Taking slow, deep breaths is an easy and effective way to decrease anxiety and worries. It is very natural for both adults and children to hold their breath when they are feeling stressed. The first thing we should do when we notice we are engaging in shallow breathing or holding our breath is to focus on expanding our lungs and taking deep breaths.
We know from meditative practices that breathing in through our nose and out through our mouth has the most benefits. We also know that breathing for a few counts in and a few counts out has been shown to decrease anxiety. To help children focus on this type of breathing, we can ask them to feel how cool the air that comes in through their nose is and if they feel warmth when it exits their mouth.
We can also create a way for our children to enjoy deep breathing by focusing on games. The short Moshi Moment Cleo’s Pyramid Breathing helps children increase their attention on longer breaths. Moshi has a fun activity that pairs with this track where kids make their own breathing pyramid as a visual reminder to take deep breaths.
Tapping our way out of anxiety
The Emotional Freedom Technique (EFT), often referred to as “tapping,” is an evidence-based self-help therapeutic technique that uses somatic stimulation of pressure points on the face and body. According to Bach et al. (2019), EFT has been shown to be effective for both adults and children in decreasing heart rate and increasing general well-being. Moshi’s Tapping Worries Away with ShiShi is an engaging activity that teaches children to use certain tapping techniques and movements to ease anxieties they may have.

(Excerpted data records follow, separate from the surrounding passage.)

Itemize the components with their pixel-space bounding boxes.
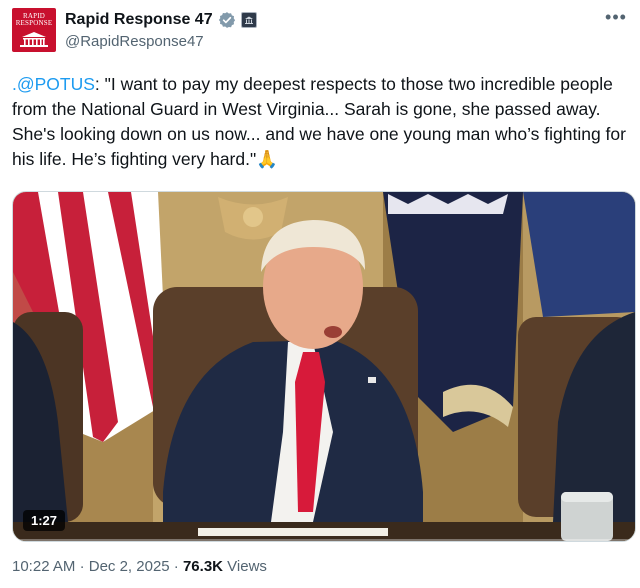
affiliate-badge-icon[interactable] [240,12,257,28]
post-date[interactable]: Dec 2, 2025 [89,558,170,575]
tweet-meta: 10:22 AM · Dec 2, 2025 · 76.3K Views [12,558,267,575]
post-time[interactable]: 10:22 AM [12,558,75,575]
views-count: 76.3K [182,558,223,575]
account-handle[interactable]: @RapidResponse47 [65,33,257,50]
verified-badge-icon[interactable] [218,11,236,29]
video-thumbnail [13,192,635,541]
video-player[interactable]: 1:27 [12,191,636,542]
avatar[interactable]: RAPID RESPONSE [12,8,56,52]
video-duration: 1:27 [23,510,66,531]
more-options-icon[interactable]: ••• [604,8,628,32]
meta-separator: · [173,558,179,575]
views-label: Views [227,558,267,575]
tweet-text: .@POTUS: "I want to pay my deepest respe… [12,72,628,172]
white-house-icon [20,32,48,47]
mention-link[interactable]: .@POTUS [12,74,95,94]
display-name[interactable]: Rapid Response 47 [65,11,213,29]
display-name-row: Rapid Response 47 [65,10,257,30]
tweet-header: RAPID RESPONSE Rapid Response 47 @RapidR… [12,8,628,56]
tweet-body: : "I want to pay my deepest respects to … [12,74,626,169]
avatar-logo-text: RAPID RESPONSE [15,12,53,27]
meta-separator: · [79,558,85,575]
praying-hands-emoji: 🙏 [256,149,278,169]
account-name-block: Rapid Response 47 @RapidResponse47 [65,10,257,50]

Try concluding this activity with a meditation moment or a slower track, such as Delightful Deep Breathing with Nancy. This can help your child remain in a calm and regulated state, and can also help ensure that the activity and its purpose are more solidified. It also allows you to sneak a few quiet, meditative moments into your busy life and be truly present with your child—moments they are sure to remember with fondness.

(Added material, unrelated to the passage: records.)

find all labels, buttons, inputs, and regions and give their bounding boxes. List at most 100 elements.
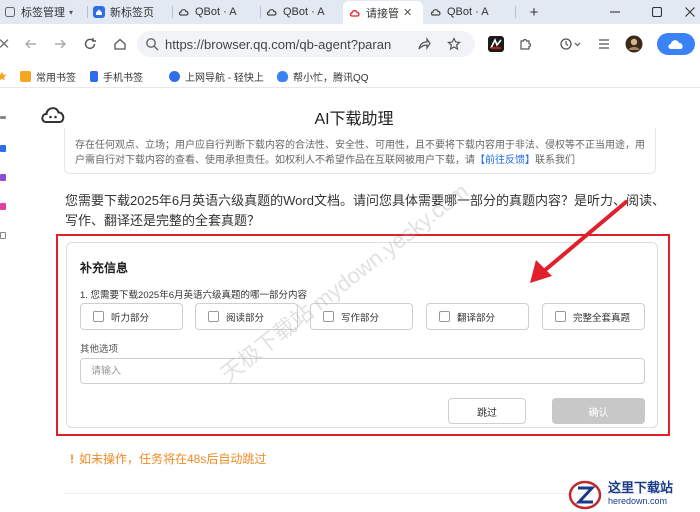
bookmark-common[interactable]: 常用书签 xyxy=(20,68,76,84)
bookmarks-bar: 常用书签 手机书签 上网导航 - 轻快上 帮小忙，腾讯QQ xyxy=(0,64,700,88)
close-icon[interactable]: ✕ xyxy=(403,6,412,19)
tab-qbot-2[interactable]: QBot · A xyxy=(266,2,342,22)
form-question: 1. 您需要下载2025年6月英语六级真题的哪一部分内容 xyxy=(80,290,307,301)
tab-takeover[interactable]: 请接管 ✕ xyxy=(343,1,423,24)
rail-icon-box[interactable] xyxy=(0,232,6,239)
share-icon[interactable] xyxy=(416,36,432,52)
qq-icon xyxy=(277,70,288,82)
other-options-label: 其他选项 xyxy=(80,344,119,355)
other-options-input[interactable] xyxy=(80,358,645,384)
option-translation[interactable]: 翻译部分 xyxy=(426,303,529,330)
bookmark-label: 手机书签 xyxy=(103,72,143,84)
history-icon[interactable] xyxy=(557,34,583,54)
search-icon xyxy=(145,37,159,56)
bookmark-mobile[interactable]: 手机书签 xyxy=(90,68,143,84)
option-writing[interactable]: 写作部分 xyxy=(310,303,413,330)
option-reading[interactable]: 阅读部分 xyxy=(195,303,298,330)
option-listening[interactable]: 听力部分 xyxy=(80,303,183,330)
qbot-icon xyxy=(266,6,278,18)
watermark-logo: 这里下载站 heredown.com xyxy=(568,478,698,512)
folder-icon xyxy=(20,70,31,82)
extension-qqpro-icon[interactable] xyxy=(486,34,506,54)
chevron-down-icon: ▾ xyxy=(69,7,74,17)
bookmark-star-icon[interactable] xyxy=(0,68,7,84)
rail-icon-list[interactable] xyxy=(0,116,6,119)
checkbox[interactable] xyxy=(555,311,566,322)
tab-qbot-3[interactable]: QBot · A xyxy=(430,2,514,22)
phone-icon xyxy=(90,70,98,82)
feedback-link[interactable]: 【前往反馈】 xyxy=(475,155,535,166)
forward-icon[interactable] xyxy=(50,34,70,54)
home-icon[interactable] xyxy=(110,34,130,54)
new-tab-button[interactable]: + xyxy=(525,3,543,21)
search-nav-icon xyxy=(169,70,180,82)
rail-icon-purple[interactable] xyxy=(0,174,6,181)
tab-label: 标签管理 xyxy=(21,7,65,19)
watermark-logo-icon xyxy=(568,480,602,510)
disclaimer-line: 户需自行对下载内容的查看、使用承担责任。如权利人不希望作品在互联网被用户下载，请… xyxy=(75,153,645,168)
qbot-icon xyxy=(430,6,442,18)
url-text[interactable]: https://browser.qq.com/qb-agent?paran xyxy=(165,37,415,52)
tab-separator xyxy=(87,6,88,18)
extensions-icon[interactable] xyxy=(515,34,535,54)
refresh-icon[interactable] xyxy=(80,34,100,54)
confirm-button[interactable]: 确认 xyxy=(552,398,645,424)
tab-qbot-1[interactable]: QBot · A xyxy=(178,2,260,22)
option-label: 翻译部分 xyxy=(457,312,496,324)
back-icon[interactable] xyxy=(21,34,41,54)
watermark-logo-subtext: heredown.com xyxy=(608,496,668,506)
tab-group-manager[interactable]: 标签管理 ▾ xyxy=(4,2,84,22)
warning-icon: ! xyxy=(70,451,74,466)
cloud-sync-button[interactable] xyxy=(657,33,695,55)
disclaimer-line: 存在任何观点、立场；用户应自行判断下载内容的合法性、安全性、可用性，且不要将下载… xyxy=(75,140,645,151)
minimize-icon[interactable] xyxy=(606,3,624,21)
tab-label: 请接管 xyxy=(366,7,399,20)
bookmark-label: 帮小忙，腾讯QQ xyxy=(293,72,369,84)
tab-label: QBot · A xyxy=(195,6,237,18)
option-label: 写作部分 xyxy=(341,312,380,324)
option-label: 阅读部分 xyxy=(226,312,265,324)
option-full-set[interactable]: 完整全套真题 xyxy=(542,303,645,330)
qbot-icon xyxy=(178,6,190,18)
tab-separator xyxy=(515,6,516,18)
watermark-logo-text: 这里下载站 xyxy=(608,481,674,496)
bookmark-label: 上网导航 - 轻快上 xyxy=(185,72,264,84)
menu-icon[interactable] xyxy=(594,34,614,54)
checkbox[interactable] xyxy=(93,311,104,322)
maximize-icon[interactable] xyxy=(648,3,666,21)
tab-strip: 标签管理 ▾ 新标签页 QBot · A QBot · A 请接管 ✕ QBot… xyxy=(0,0,700,24)
option-label: 完整全套真题 xyxy=(573,312,631,324)
bookmark-qq-help[interactable]: 帮小忙，腾讯QQ xyxy=(277,68,369,84)
ai-download-assistant-page: AI下载助理 存在任何观点、立场；用户应自行判断下载内容的合法性、安全性、可用性… xyxy=(8,88,700,512)
address-bar[interactable]: https://browser.qq.com/qb-agent?paran xyxy=(137,31,475,57)
disclaimer-box: 存在任何观点、立场；用户应自行判断下载内容的合法性、安全性、可用性，且不要将下载… xyxy=(64,128,656,174)
bookmark-navigation[interactable]: 上网导航 - 轻快上 xyxy=(169,68,264,84)
tab-separator xyxy=(260,6,261,18)
left-rail xyxy=(0,88,8,512)
checkbox[interactable] xyxy=(439,311,450,322)
skip-button[interactable]: 跳过 xyxy=(448,398,526,424)
checkbox[interactable] xyxy=(323,311,334,322)
tab-label: 新标签页 xyxy=(110,7,154,19)
home-icon xyxy=(93,6,105,18)
tab-label: QBot · A xyxy=(447,6,489,18)
tab-separator xyxy=(172,6,173,18)
disclaimer-text: 联系我们 xyxy=(535,155,575,166)
window-close-icon[interactable] xyxy=(681,3,699,21)
avatar[interactable] xyxy=(624,34,644,54)
sidebar-close-icon[interactable]: ✕ xyxy=(0,34,14,54)
disclaimer-text: 户需自行对下载内容的查看、使用承担责任。如权利人不希望作品在互联网被用户下载，请 xyxy=(75,155,475,166)
form-title: 补充信息 xyxy=(80,261,129,275)
rail-icon-blue[interactable] xyxy=(0,145,6,152)
red-arrow-annotation xyxy=(530,200,628,283)
tab-group-icon xyxy=(4,6,16,18)
option-label: 听力部分 xyxy=(111,312,150,324)
checkbox[interactable] xyxy=(208,311,219,322)
rail-icon-pink[interactable] xyxy=(0,203,6,210)
warning-text: 如未操作，任务将在48s后自动跳过 xyxy=(79,452,267,466)
tab-new-tab[interactable]: 新标签页 xyxy=(93,2,171,22)
bookmark-label: 常用书签 xyxy=(36,72,76,84)
qbot-red-icon xyxy=(349,7,361,19)
tab-label: QBot · A xyxy=(283,6,325,18)
star-icon[interactable] xyxy=(446,36,462,52)
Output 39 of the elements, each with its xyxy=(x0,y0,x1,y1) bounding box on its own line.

Bach D, Groesbeck G, Stapleton P, Sims R, Blickheuser K, Church D. Clinical EFT (Emotional Freedom Techniques) Improves Multiple Physiological Markers of Health. J Evid Based Integr Med. 2019 Jan-Dec;24:2515690X18823691. doi: 10.1177/2515690X18823691. PMID: 30777453; PMCID: PMC6381429.
Park N, Peterson C, Szvarca D, Vander Molen RJ, Kim ES, Collon K. Positive Psychology and Physical Health: Research and Applications. Am J Lifestyle Med. 2014 Sep 26;10(3):200-206. doi: 10.1177/1559827614550277. PMID: 30202275; PMCID: PMC6124958.